USART 支持标准的异步收发模式、红外编码规范、SIR、智能卡协议、LIN、同步单双工模式、多处理器通
信和 Modem 流控操作(CTS/RTS),为了实现高速数据通信还使用多缓冲器配置的 DMA 方式。
USART 主要特性
全双工异步通信
单线半双工通信
NRZ 标准格式(Mark/Space)
可编程的波特率发生器
发送和接收共用的可编程波特率,最高达 4.5MBits/s
可编程数据字长度(8 位或 9 位)
可配置的停止位-支持 1 或 2 个停止位
LIN 主机有发送断开符的能力以及 LIN 从机有检测断开符的能力
当 USART 硬件配置成 LIN 时,生成 13 位断开符;检测 10/11 位断开符
发送方为同步传输提供时钟
IrDA SIR 编码器解码器
在普通模式下支持 3/16 位的持续时间
ISO7816-3 标准里定义的异步智能卡协议
智能卡模式支持 0.5 或 1.5 个停止位
可配置的 DMA 多缓冲器通信
利用 DMA 缓冲接收/发送数据
单独的发送器和接收器使能位
检测标志
接收缓冲器满
发送缓冲器空
传输结束标志
校验控制
发送校验位
对接收数据进行校验
四个错误检测标志
溢出错误
噪音错误
帧错误
校验错误
10 个带标志的中断源。 CTS 改变
LIN 断开符检测
发送数据寄存器空
发送完成
接收数据寄存器满
检测到总线为空闲
溢出错误
帧错误
噪音错误
校验错误
多处理器通信 --如果地址不匹配,则进入静默模式
从静默模式中唤醒(通过空闲总线检测或地址检测)
两种唤醒接收器的方式:地址位(MSB,第 9 位),总线空闲
#include <stdio.h>
#include <string.h>
#include "n32g4fr.h"
#include "stdarg.h"
#include "bsp_uart.h"
#if BOOT
#define ENTER_CRITICAL()
#define EXIT_CRITICAL(VAL)
#else
#include "sys_cmsis.h"
#define ENTER_CRITICAL() sys_enter_critical();
#define EXIT_CRITICAL(VAL) sys_exit_critical(VAL);
#endif
/****************************BSP_UART0 for comm*******************************/
#define N32_USART0 USART1
#define N32_USART0_GPIO GPIOA
#define N32_USART0_CLK RCC_APB2_PERIPH_USART1
#define N32_USART0_GPIO_CLK RCC_APB2_PERIPH_GPIOA
#define N32_USART0_RxPin GPIO_PIN_10
#define N32_USART0_TxPin GPIO_PIN_9
#define N32_USART0_APBxClkCmd RCC_EnableAPB2PeriphClk
#define N32_USART0_DMAx DMA1
#define N32_USART0_DMAx_CLK RCC_AHB_PERIPH_DMA1
#define N32_USART0_DR_Base (USART1_BASE + 0x04)

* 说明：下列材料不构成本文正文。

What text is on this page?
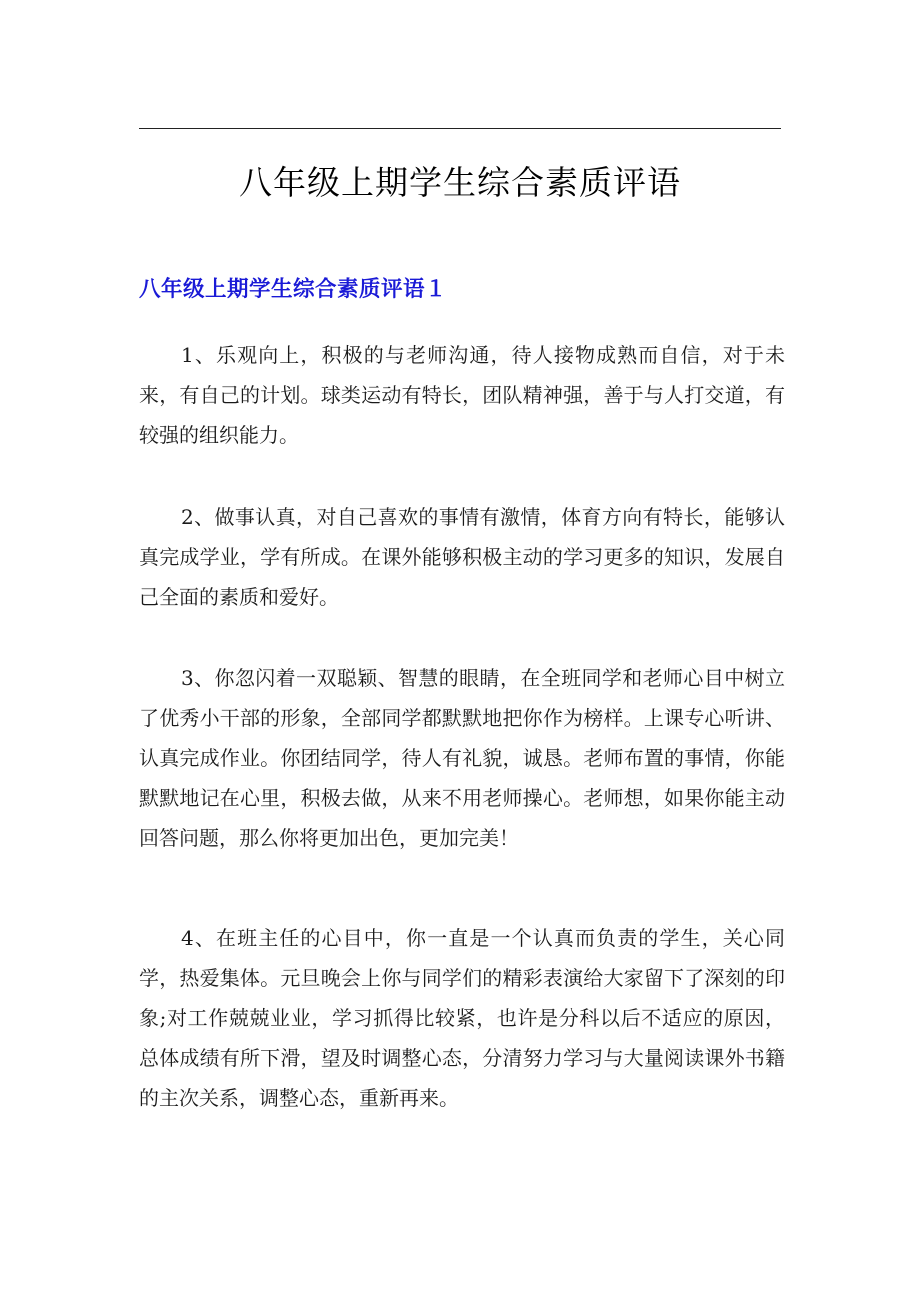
八年级上期学生综合素质评语
八年级上期学生综合素质评语１

1、乐观向上，积极的与老师沟通，待人接物成熟而自信，对于未来，有自己的计划。球类运动有特长，团队精神强，善于与人打交道，有较强的组织能力。

2、做事认真，对自己喜欢的事情有激情，体育方向有特长，能够认真完成学业，学有所成。在课外能够积极主动的学习更多的知识，发展自己全面的素质和爱好。

3、你忽闪着一双聪颖、智慧的眼睛，在全班同学和老师心目中树立了优秀小干部的形象，全部同学都默默地把你作为榜样。上课专心听讲、认真完成作业。你团结同学，待人有礼貌，诚恳。老师布置的事情，你能默默地记在心里，积极去做，从来不用老师操心。老师想，如果你能主动回答问题，那么你将更加出色，更加完美！

4、在班主任的心目中，你一直是一个认真而负责的学生，关心同学，热爱集体。元旦晚会上你与同学们的精彩表演给大家留下了深刻的印象;对工作兢兢业业，学习抓得比较紧，也许是分科以后不适应的原因，总体成绩有所下滑，望及时调整心态，分清努力学习与大量阅读课外书籍的主次关系，调整心态，重新再来。
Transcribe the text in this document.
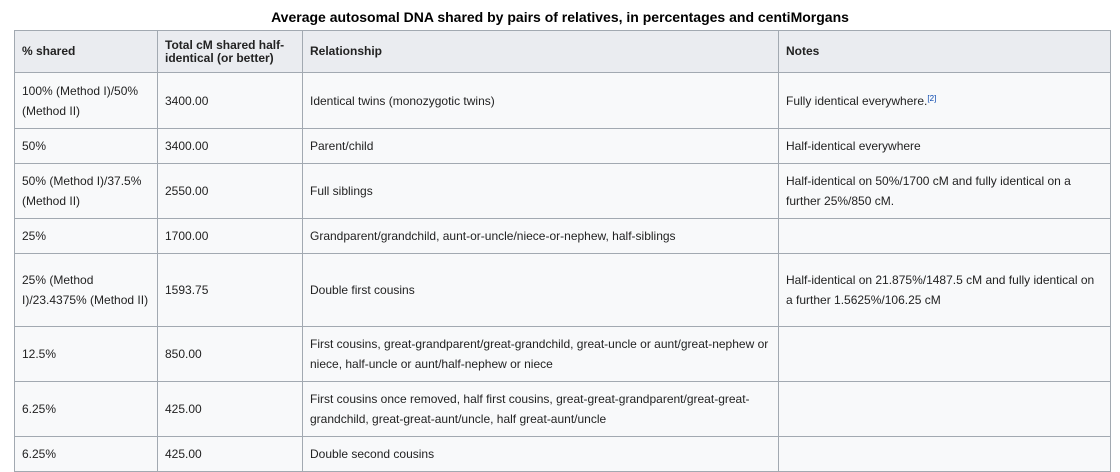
Average autosomal DNA shared by pairs of relatives, in percentages and centiMorgans
% shared	Total cM shared half-identical (or better)	Relationship	Notes
100% (Method I)/50% (Method II)	3400.00	Identical twins (monozygotic twins)	Fully identical everywhere.[2]
50%	3400.00	Parent/child	Half-identical everywhere
50% (Method I)/37.5% (Method II)	2550.00	Full siblings	Half-identical on 50%/1700 cM and fully identical on a further 25%/850 cM.
25%	1700.00	Grandparent/grandchild, aunt-or-uncle/niece-or-nephew, half-siblings	
25% (Method I)/23.4375% (Method II)	1593.75	Double first cousins	Half-identical on 21.875%/1487.5 cM and fully identical on a further 1.5625%/106.25 cM
12.5%	850.00	First cousins, great-grandparent/great-grandchild, great-uncle or aunt/great-nephew or niece, half-uncle or aunt/half-nephew or niece	
6.25%	425.00	First cousins once removed, half first cousins, great-great-grandparent/great-great-grandchild, great-great-aunt/uncle, half great-aunt/uncle	
6.25%	425.00	Double second cousins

#define N32_USART0_Tx_DMA_Channel DMA1_CH4
#define N32_USART0_Tx_DMA_FLAG DMA1_FLAG_TC4
#define N32_USART0_DMA_TX_IRQn DMA1_Channel4_IRQn
#define N32_USART0_IRQn USART1_IRQn
#define N32_USART0_Rx_DMA_Channel DMA1_CH5
#define N32_USART0_Rx_DMA_FLAG DMA1_INT_TXC5
#define N32_USART0_DMA_RX_IRQn DMA1_Channel5_IRQn
#define N32_UART0_BUF_SIZE 550
static uint8_t bsp_uart0_tx_buf[N32_UART0_BUF_SIZE];
static uint8_t bsp_uart0_rx_buf[N32_UART0_BUF_SIZE];
static bsp_uart_recv_cb_t bsp_uart_recv_cb = NULL;
/*************************BSP_UART1 for debug printf**************************/
#define N32_USART1 UART6
#define N32_USART1_GPIO GPIOB
#define N32_USART1_CLK RCC_APB2_PERIPH_UART6
#define N32_USART1_GPIO_CLK RCC_APB2_PERIPH_GPIOB
#define N32_USART1_RxPin GPIO_PIN_1
#define N32_USART1_TxPin GPIO_PIN_0
#define N32_USART1_APBxClkCmd RCC_EnableAPB2PeriphClk
#define N32_USART1_DMAx DMA2
#define N32_USART1_DMAx_CLK RCC_AHB_PERIPH_DMA2
#define N32_USART1_DR_Base (UART6_BASE + 0x04)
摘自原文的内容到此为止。